Croatia’s fearful people hold onto nurse as the virus strikes

by Marijan Opačak

Despite becoming a member of the European Union and NATO, Croatia is still a country in social, political and economic transition.

Unfortunately for the younger generation, the transition from a socialist regime to a free democratic society and a market economy is not over. Some, who are more pessimistic, would say that it has not yet begun. After the Homeland War in 1995, instead of continuing the transition, Croatia remained in a kind of limbo in which the Croatian Democratic Union (HDZ) and Social Democratic Party (SDP) alternated in power.

Nominally, the two parties are opposite political options, but both are imbued with economic socialism, statism and incredible nepotism. In addition to these two major parties, there were also satellite parties, which through pre-election or post-election coalition combinations manage to retain some seats in Parliament or become part of the government.

Not even the emergence of the populist “Living Wall” (Živi Zid), which promised citizens bank debt relief, protection of property from foreclosure and other enticing offers, or even the “Bridge of Independent Lists” (Most), which was twice a member of government, could shake the political oligarchy.

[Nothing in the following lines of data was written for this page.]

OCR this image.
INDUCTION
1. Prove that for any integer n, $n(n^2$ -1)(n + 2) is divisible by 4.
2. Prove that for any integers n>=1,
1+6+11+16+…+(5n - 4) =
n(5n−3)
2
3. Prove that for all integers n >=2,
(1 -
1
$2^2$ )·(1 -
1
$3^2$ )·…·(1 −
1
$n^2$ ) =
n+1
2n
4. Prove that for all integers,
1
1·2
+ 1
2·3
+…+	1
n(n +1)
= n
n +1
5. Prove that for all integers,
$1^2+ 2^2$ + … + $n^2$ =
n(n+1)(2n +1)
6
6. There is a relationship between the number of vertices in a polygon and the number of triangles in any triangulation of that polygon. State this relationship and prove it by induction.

I must point out that the HDZ and the SDP, although nominally parties from the right and left of centre, are in fact both successors of the Communist Party of Croatia. Of course, the ideologies have changed, but the practice that the party rules the state and that power is controlled solely by the party is unchanged. This powerful legacy of communism is most evident in the pervasive corruption, the crony capitalism, extremely strong bureaucracy and the corrupt judiciary, all of which is heavily influenced by the decisions of politics and political leaders. The best description of the perpetual state in which Croatia is trapped can be exemplified by imagining an extreme Slavic-Balkan version of the “Yes minister” series.

However, something is moving in Croatia. Miroslav Škoro and his Homeland Movement has appeared on the political scene. Despite being best known as a patriotic singer, Škoro managed to garner nearly 25 per cent of the vote in the last presidential election which was at the turn of the year. Additionally, his recently founded movement has enjoyed a stable third place in public opinion polls. It was a response to years of neglecting parts of the electorate. They are not extreme right-wingers, but embrace patriotism, and want to save Croatia from the hands of an entrenched political oligarchy. They want to move Croatia to be politically, economically and geopolitically with the rest of the countries in the middle Europe, where it should have been when it freed itself from communist dictatorship.

But nothing has succeeded in shaking up a stagnant Croatian political swamp like the current Covid-19 crisis. The Croatian government was able to respond to the Covid-19 epidemic in a timely and relatively correct manner. The civil protection headquarters are run exclusively by expert people who, through successful epidemiological measures, despite the close proximity of Italy, Slovenia and Austria, have managed to prevent the exponential spread of the disease.

It is precisely when the package of economic measures to combat the recession was passed that the Government set an incredible precedent. Instead of listening to its officials, who advocated for expanded government spending and a strong public sector, the Government listened to entrepreneurs and small businesses.

But that didn’t happen immediately it was only after extremely strong public pressure particularly from “Voice of Entrepreneurs Initiative,” and their supporters, who had been the first to be exposed to the economic consequences of the health crisis. With the initial package of measures, they managed to adequately respond with its specific proposals, thus we were able to save a good part of the business entities from complete collapse.

This success has meant that the HDZ has grown in popularity and has once again become a leading party with almost 30 per cent in the polls. They are followed by the SDP with slightly less support, and the third is the Homeland Movement, which is on 11-14 per cent. Other parties, currently 24 in the Croatian Parliament, do not cross the electoral threshold. It seems that populism in such crises does not work for everyone.